BAGHDAD, Iraq -- Iraq says war and U.N. inspections have ensured it is no longer capable of producing nuclear, chemical or biological weapons, and Baghdad released a detailed report Wednesday rebutting a British dossier on its arms programs.
Washington says toppling Saddam Hussein may be the only way to ensure Iraq is not rearming. British Prime Minister Tony Blair, who has been a strong backer of the United States on Iraq, issued a 50-page dossier last week detailing what British intelligence said was Iraq's growing arsenal of chemical and biological weapons and Saddam's plans to use them.
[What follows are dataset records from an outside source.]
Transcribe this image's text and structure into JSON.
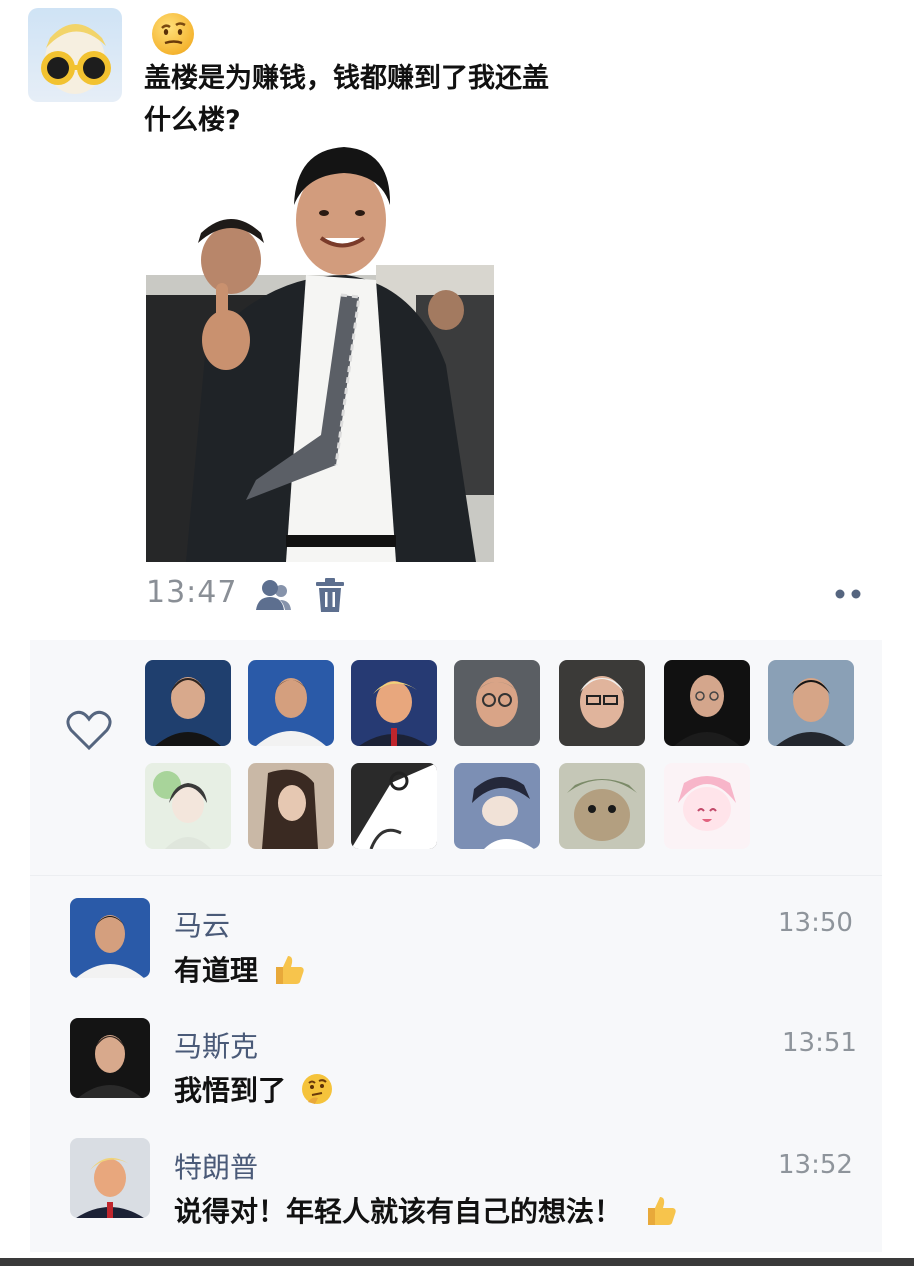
{
  "post": {
    "emoji": "face-with-raised-eyebrow",
    "text_line1": "盖楼是为赚钱，钱都赚到了我还盖",
    "text_line2": "什么楼?",
    "time": "13:47"
  },
  "reactions": {
    "likers_row1": [
      "liker-1",
      "liker-2",
      "liker-3",
      "liker-4",
      "liker-5",
      "liker-6",
      "liker-7"
    ],
    "likers_row2": [
      "liker-8",
      "liker-9",
      "liker-10",
      "liker-11",
      "liker-12",
      "liker-13"
    ]
  },
  "comments": [
    {
      "name": "马云",
      "text": "有道理",
      "emoji": "thumbs-up",
      "time": "13:50"
    },
    {
      "name": "马斯克",
      "text": "我悟到了",
      "emoji": "thinking-face",
      "time": "13:51"
    },
    {
      "name": "特朗普",
      "text": "说得对！年轻人就该有自己的想法！",
      "emoji": "thumbs-up",
      "time": "13:52"
    }
  ],
  "colors": {
    "name_blue": "#4a5a78",
    "time_gray": "#8a8f96",
    "panel_bg": "#f7f8fa"
  }
}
Blair also said Iraq was trying to develop nuclear weapons.
The dossier, Iraq's Foreign Ministry said in its 29-page, English-language rebuttal, was "full of lies, fabrications and fallacies."
"Iraq's capabilities to produce biological, chemical agents were destroyed during the 1991 aggression," the Foreign Ministry said, referring to the Gulf War that forced Iraq to reverse its 1990 invasion of Kuwait.
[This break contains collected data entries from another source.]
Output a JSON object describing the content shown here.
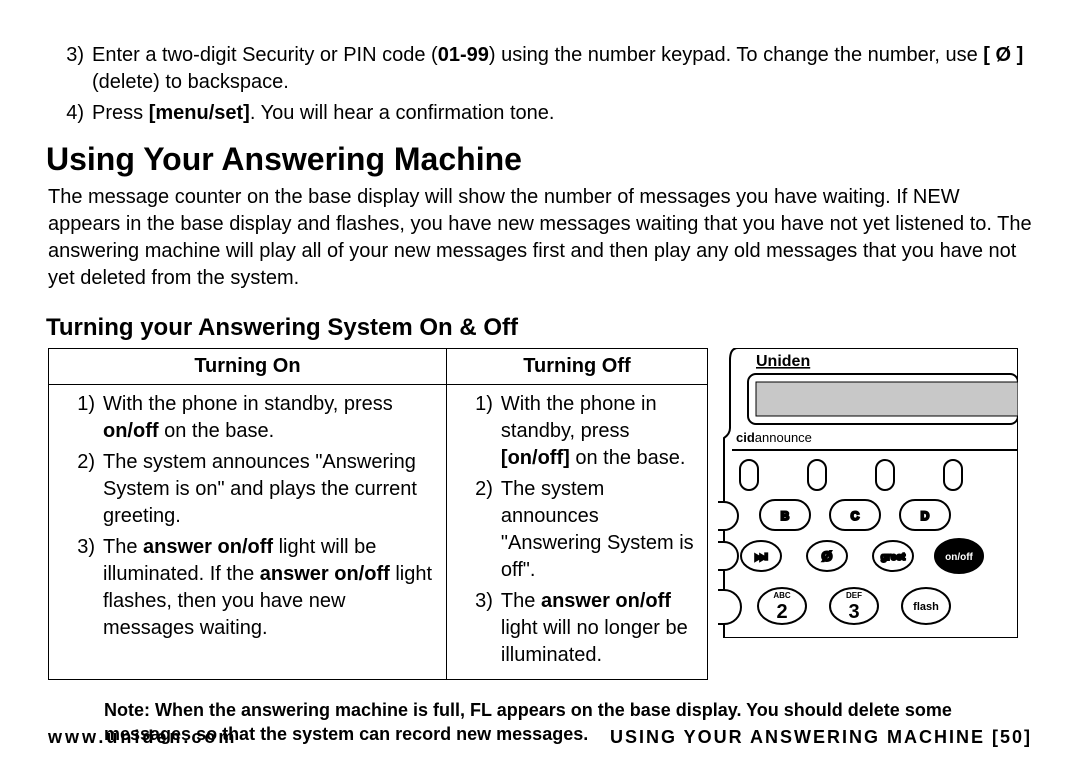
{
  "steps": {
    "s3_a": "Enter a two-digit Security or PIN code (",
    "s3_b": "01-99",
    "s3_c": ") using the number keypad. To change the number, use ",
    "s3_d": "[ Ø ]",
    "s3_e": " (delete) to backspace.",
    "s4_a": "Press ",
    "s4_b": "[menu/set]",
    "s4_c": ". You will hear a confirmation tone."
  },
  "heading1": "Using Your Answering Machine",
  "para1": "The message counter on the base display will show the number of messages you have waiting. If NEW appears in the base display and flashes, you have new messages waiting that you have not yet listened to. The answering machine will play all of your new messages first and then play any old messages that you have not yet deleted from the system.",
  "heading2": "Turning your Answering System On & Off",
  "table": {
    "th_on": "Turning On",
    "th_off": "Turning Off",
    "on": {
      "l1a": "With the phone in standby, press ",
      "l1b": "on/off",
      "l1c": " on the base.",
      "l2": "The system announces \"Answering System is on\" and plays the current greeting.",
      "l3a": "The ",
      "l3b": "answer on/off",
      "l3c": " light will be illuminated. If the ",
      "l3d": "answer on/off",
      "l3e": " light flashes, then you have new messages waiting."
    },
    "off": {
      "l1a": "With the phone in standby, press ",
      "l1b": "[on/off]",
      "l1c": " on the base.",
      "l2": "The system announces \"Answering System is off\".",
      "l3a": "The ",
      "l3b": "answer on/off",
      "l3c": " light will no longer be illuminated."
    }
  },
  "note": "Note: When the answering machine is full, FL appears on the base display. You should delete some messages so that the system can record new messages.",
  "footer": {
    "left": "www.uniden.com",
    "right": "USING YOUR ANSWERING MACHINE [50]"
  },
  "phone": {
    "brand": "Uniden",
    "cid": "cid",
    "announce": "announce",
    "btn_b": "B",
    "btn_c": "C",
    "btn_d": "D",
    "btn_skip": "⏭",
    "btn_del": "Ø",
    "btn_greet": "greet",
    "btn_onoff": "on/off",
    "btn_2_sup": "ABC",
    "btn_2": "2",
    "btn_3_sup": "DEF",
    "btn_3": "3",
    "btn_flash": "flash"
  }
}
Iraq said its chemical program never advanced beyond a "crude" level and that U.N. inspectors after the Gulf War destroyed stocks of chemical weapons, munitions and production equipment.
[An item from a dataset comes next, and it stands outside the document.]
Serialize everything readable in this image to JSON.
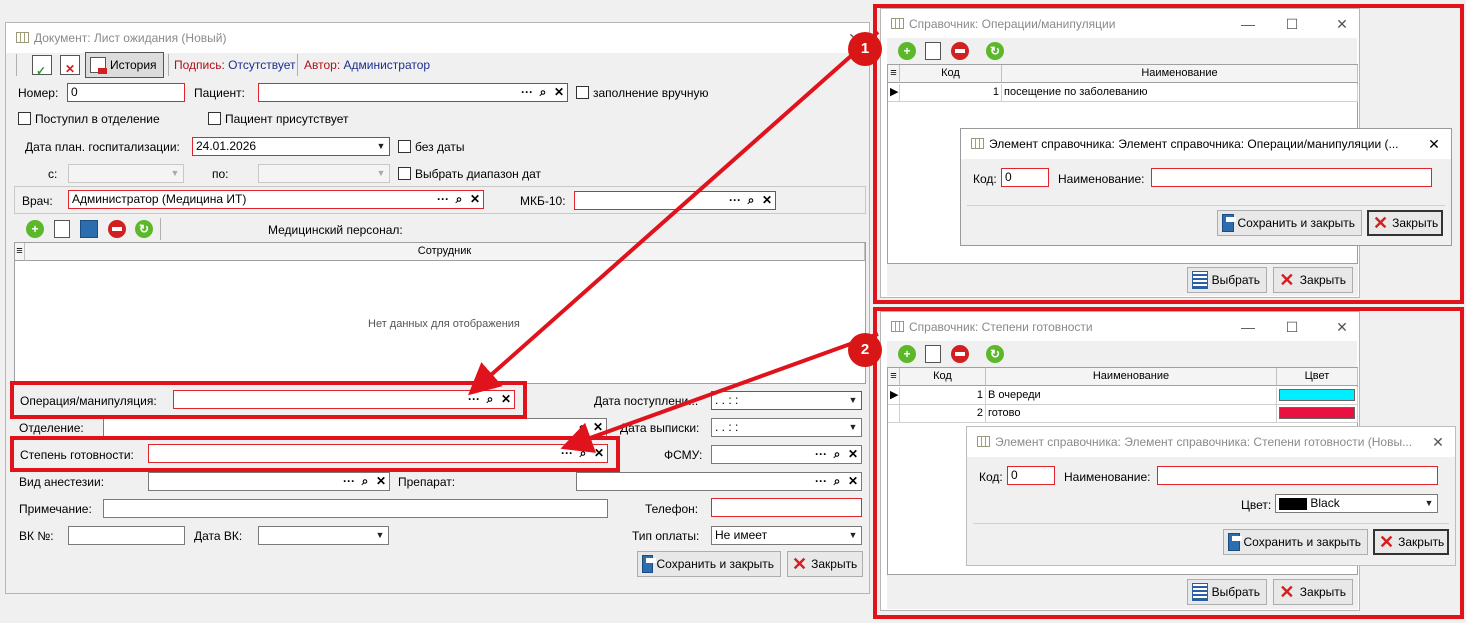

Iraq said it cooperated with inspectors and described their destruction during seven years of work of such items as entire buildings at nuclear sites, missiles, 400 rockets filled with Sarin, and even "the furniture, desks, cooling systems, refrigerators, science books and journals" at a biological weapons laboratory.
Just as Blair's dossier seemed to offer little new evidence, Iraq's rebuttal reiterated its long-standing position that by 1998 it had complied with U.N. resolutions barring it from stockpiling weapons of mass destruction and the missiles to deliver them.
U.N. inspectors, accusing Iraq of blocking their work, withdrew from Iraq in December 1998 ahead of U.S.-British airstrikes.
In its rebuttal, Iraq said that since then, any biological agents would have lost their effectiveness, its nuclear program remained under International Atomic Energy Agency scrutiny and monitoring of its imports was tight.